How giving a f%#! about growing green onions made me a better designer.

Let me tell you a story about growing green onions and the danger of not caring. Bear with me, we’ll get there.

Andy Slopsema


My wife decided she could grow her own green onions. Perhaps this is part of her shelter in place mindset, or she has decided now is the time to rage against “Big Produce.” Regardless of the reason, the growing has started. The process consists of saving the root (bottom white part) of the onion after you’ve chopped up the bits you’re currently using, and putting it in a cup of water. These roots will start sprouting at which point you can transplant them, and soon green onions are everywhere and you have one less item on your Trader Joe’s list.

After I had prepped for cooking she said “Don’t forget to save the bottoms of the onion and put them in water”. No problem. I took the little root stubs and put them in a rocks glass with some water. They didn’t want to stand up. I tried “leaning” them up against the side of the glass. It kind of worked, but I had to get back to cooking. Soon the onions were all over the place.

I didn’t think about it too much but the next morning I saw this!

I did a double take. That is an elegant solution! There are certainly other ways to approach the problem, but that is nice! Why didn’t I think of that? I will tell you why. Because I didn’t really care. I was focused on another task at the time, but even so I didn’t have a personal investment in the onion project.

I’m a designer, not a farmer.

Indeed you are! As a designer and a leader I’ve come across what I guess I’ll call the checking the boxes syndrome (pithy). We’re all trying to accomplish so much, so quickly that we’re concentrating too much on “getting done.” I would offer that productivity isn’t moving through a list. Productivity is meeting a goal that creates impact. When we get into the mindset of completion we fail to open ourselves up to the range of possible solutions to a given problem.

It takes time to care, we need to take that time. We may push up against a deadline, or the end of a coming sprint. But I would say that if we’re honest with ourselves and our team, and if we need that time to make sure we’ve come up with the best solution — one we have put care into all would be forgiven. We obviously can’t spin out forever, never shipping anything. But through clear, open communication we can create the time to care.

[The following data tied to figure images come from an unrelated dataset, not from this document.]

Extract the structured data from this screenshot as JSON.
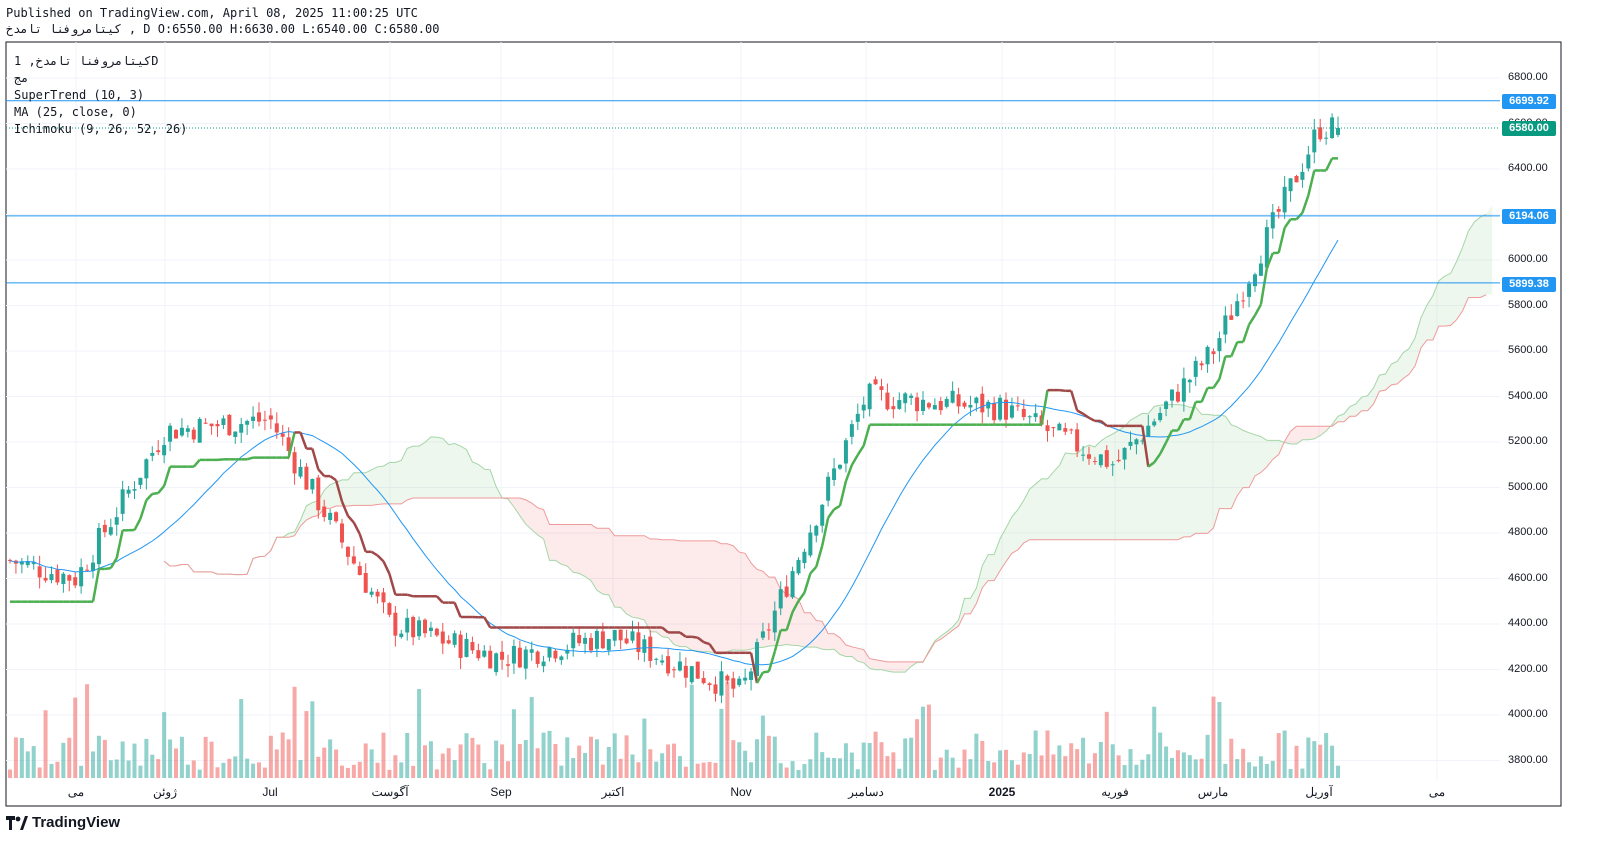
{
  "header": {
    "published": "Published on TradingView.com, April 08, 2025 11:00:25 UTC",
    "ohlc": "کیتامروفنا تامدخ , D O:6550.00 H:6630.00 L:6540.00 C:6580.00"
  },
  "legend": {
    "symbol": "کیتامروفنا تامدخ, 1D",
    "exchange": "مج",
    "supertrend": "SuperTrend (10, 3)",
    "ma": "MA (25, close, 0)",
    "ichimoku": "Ichimoku (9, 26, 52, 26)"
  },
  "price_labels": {
    "level_high": "6699.92",
    "last": "6580.00",
    "level_mid": "6194.06",
    "level_low": "5899.38"
  },
  "y_ticks": [
    "6800.00",
    "6600.00",
    "6400.00",
    "6200.00",
    "6000.00",
    "5800.00",
    "5600.00",
    "5400.00",
    "5200.00",
    "5000.00",
    "4800.00",
    "4600.00",
    "4400.00",
    "4200.00",
    "4000.00",
    "3800.00"
  ],
  "x_ticks": [
    "می",
    "ژوئن",
    "Jul",
    "آگوست",
    "Sep",
    "اکتبر",
    "Nov",
    "دسامبر",
    "2025",
    "فوریه",
    "مارس",
    "آوریل",
    "می"
  ],
  "brand": "TradingView",
  "colors": {
    "up": "#26a69a",
    "down": "#ef5350",
    "hline": "#2196f3",
    "last": "#089981",
    "st_up": "#4caf50",
    "st_down": "#a04848",
    "ma": "#2196f3"
  },
  "chart_data": {
    "type": "candlestick",
    "timeframe": "1D",
    "y_range": [
      3750,
      6880
    ],
    "last_bar": {
      "open": 6550,
      "high": 6630,
      "low": 6540,
      "close": 6580
    },
    "horizontal_levels": [
      6699.92,
      6194.06,
      5899.38
    ],
    "last_price": 6580,
    "price_path_keypoints": [
      {
        "x_label": "می",
        "close": 4600
      },
      {
        "x_label": "ژوئن",
        "close": 5250
      },
      {
        "x_label": "Jul",
        "close": 5300
      },
      {
        "x_label": "آگوست",
        "close": 4400
      },
      {
        "x_label": "Sep",
        "close": 4250
      },
      {
        "x_label": "اکتبر",
        "close": 4350
      },
      {
        "x_label": "Nov",
        "close": 4100
      },
      {
        "x_label": "دسامبر",
        "close": 5400
      },
      {
        "x_label": "2025",
        "close": 5350
      },
      {
        "x_label": "فوریه",
        "close": 5100
      },
      {
        "x_label": "مارس",
        "close": 5600
      },
      {
        "x_label": "آوریل",
        "close": 6580
      }
    ]
  }
}
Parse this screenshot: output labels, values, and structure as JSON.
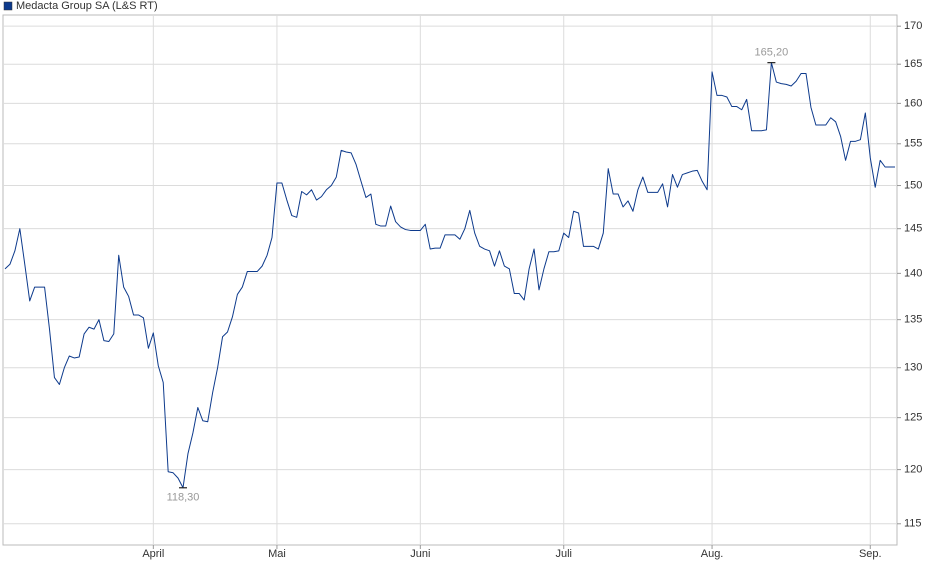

When we get into the mindset of completion we fail to open ourselves up to the range of possible solutions to a given problem.

How do we do it?

For me part of every new project or challenge is finding a way into it. Finding a connection that makes you care. On my team we say that everyone needs to think like the CEO. The CEO is taking the success of your company personally. We as designers need to do the same thing. We need to get outside of the project mindset. By that I mean a passive way of thinking that waits to be given a task or a brief, that waits to be told what is needed and what to do. We need to be active in thinking about what success looks like.

Even if you’re a junior designer who has been tasked with designing a button, you can design that button like a CEO (who would probably explore options and test it around the office), or you can just get it done. Knock it out and get on to the next task, with your eye on the clock, thinking about the Netflix you’ll watch that evening. Is that why we became designers?

Top down or bottom up.

When do you really care about something you’re working on? When you have ownership. Leaders — find ways to foster this sense of ownership among your team. Bring problems that everyone can own a piece of solving, not solutions that need executing. Designers — if your manager isn’t yet empowering you, think hard about what you’ve been tasked with. This will certainly lead to questions. The questions are a way for you to have some ownership. Even if the task doesn’t change hopefully the questioning has made you a part of the process in which you are now more invested.

What now?

I am now the CEO of the green onion project. Well, not really. But I approach it that way, and you can too. We’re in a strange time right now. We’ve been forced to pause. So use the time to take a step back. Find a connection to what you’re working on. Take the time to really care, and create some amazing things.